Eventing in Pony Club is very similar to eventing at USEA competitions with the exception of being part of a team. The ridden competition runs exactly like a regular event but with the Horse Management component is added in as well. Riders compete on teams of three or four riders and a stable manager. Members have the opportunity to qualify for USPC national Championships every other year by completing their regional eventing rally and a USEA recognized Horse Trial at their chosen level. Pony Club also offers many awards for excellence in eventing.


The Eventing certification track in Pony Club is designed to allow a member to progress in three phases of riding: dressage, cross-country, and stadium jumping. Dressage makes up the flat work portion of this certification and is the basis of training for this track, which then supports both of the jumping phases. Each level builds upon the next in all phases of the Eventing track. The jumping heights increase steadily beginning at 18” (D-2) up to 3’9” (A), along with the members ability to discuss the Training Scale and components of self-evaluation.

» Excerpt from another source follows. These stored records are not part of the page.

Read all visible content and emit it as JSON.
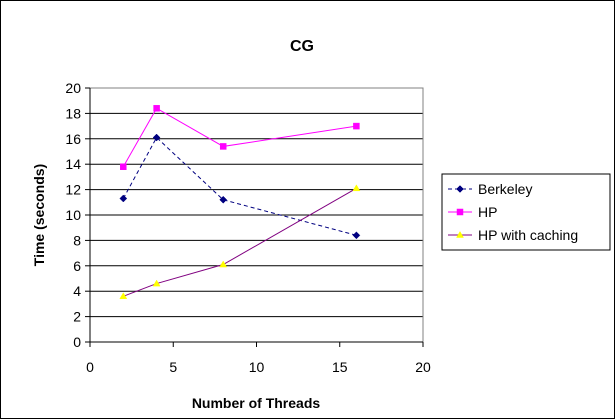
{
  "chart_data": {
    "type": "line",
    "title": "CG",
    "xlabel": "Number of Threads",
    "ylabel": "Time (seconds)",
    "xlim": [
      0,
      20
    ],
    "ylim": [
      0,
      20
    ],
    "x_ticks": [
      "0",
      "5",
      "10",
      "15",
      "20"
    ],
    "y_ticks": [
      "0",
      "2",
      "4",
      "6",
      "8",
      "10",
      "12",
      "14",
      "16",
      "18",
      "20"
    ],
    "grid": "horizontal",
    "legend_position": "right",
    "series": [
      {
        "name": "Berkeley",
        "color": "#000080",
        "line_style": "dashed",
        "marker": "diamond",
        "points": [
          [
            2,
            11.3
          ],
          [
            4,
            16.1
          ],
          [
            8,
            11.2
          ],
          [
            16,
            8.4
          ]
        ]
      },
      {
        "name": "HP",
        "color": "#ff00ff",
        "line_style": "solid",
        "marker": "square",
        "points": [
          [
            2,
            13.8
          ],
          [
            4,
            18.4
          ],
          [
            8,
            15.4
          ],
          [
            16,
            17.0
          ]
        ]
      },
      {
        "name": "HP with caching",
        "color": "#800080",
        "marker_color": "#ffff00",
        "line_style": "solid",
        "marker": "triangle",
        "points": [
          [
            2,
            3.6
          ],
          [
            4,
            4.6
          ],
          [
            8,
            6.1
          ],
          [
            16,
            12.1
          ]
        ]
      }
    ]
  }
}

Competitions start with the Dressage phase. The French term for “training”, Dressage is essential to the event mount as it helps to develop the muscular strength, suppleness, obedience, and maneuverability needed in the other two phases. Mount and rider perform a prescribed pattern of movements and are scored on accuracy, obedience, suppleness, and execution. The Dressage phase is the starting point for the remainder of the competition as the score earned here can determine where you finish.

Cross-Country is the second phase of an eventing competition. The object of this phase is to prove the speed, endurance, and jumping ability of the mount over varied terrain and obstacles. Mounts and riders must be in peak condition to run cross-country well and not incur any time or jumping penalties. The mount must be bold, smart, and obedient and the rider must have knowledge of pace and a good plan to navigate the course. Mounts are asked to jump a variety of obstacles including logs, cabins, drops and banks, gallop through water, and over brush. The entire course is timed and riders who come in within the time allotted with no jump penalties move on with their original Dressage score.

The final phase of an eventing competition is the Show Jumping phase. While similar to a traditional show jumping course the purpose of Eventing show jumping is entirely different. This phase is designed to demonstrate that, after a test of endurance, the mount has retained suppleness, energy, and obedience to the rider. The objective is to leave all the obstacles up and finish the course in the allowed time. A double clear round here adds no penalties to the pair’s Dressage score. The mount and rider combination with the lowest total score after Show Jumping is the winner.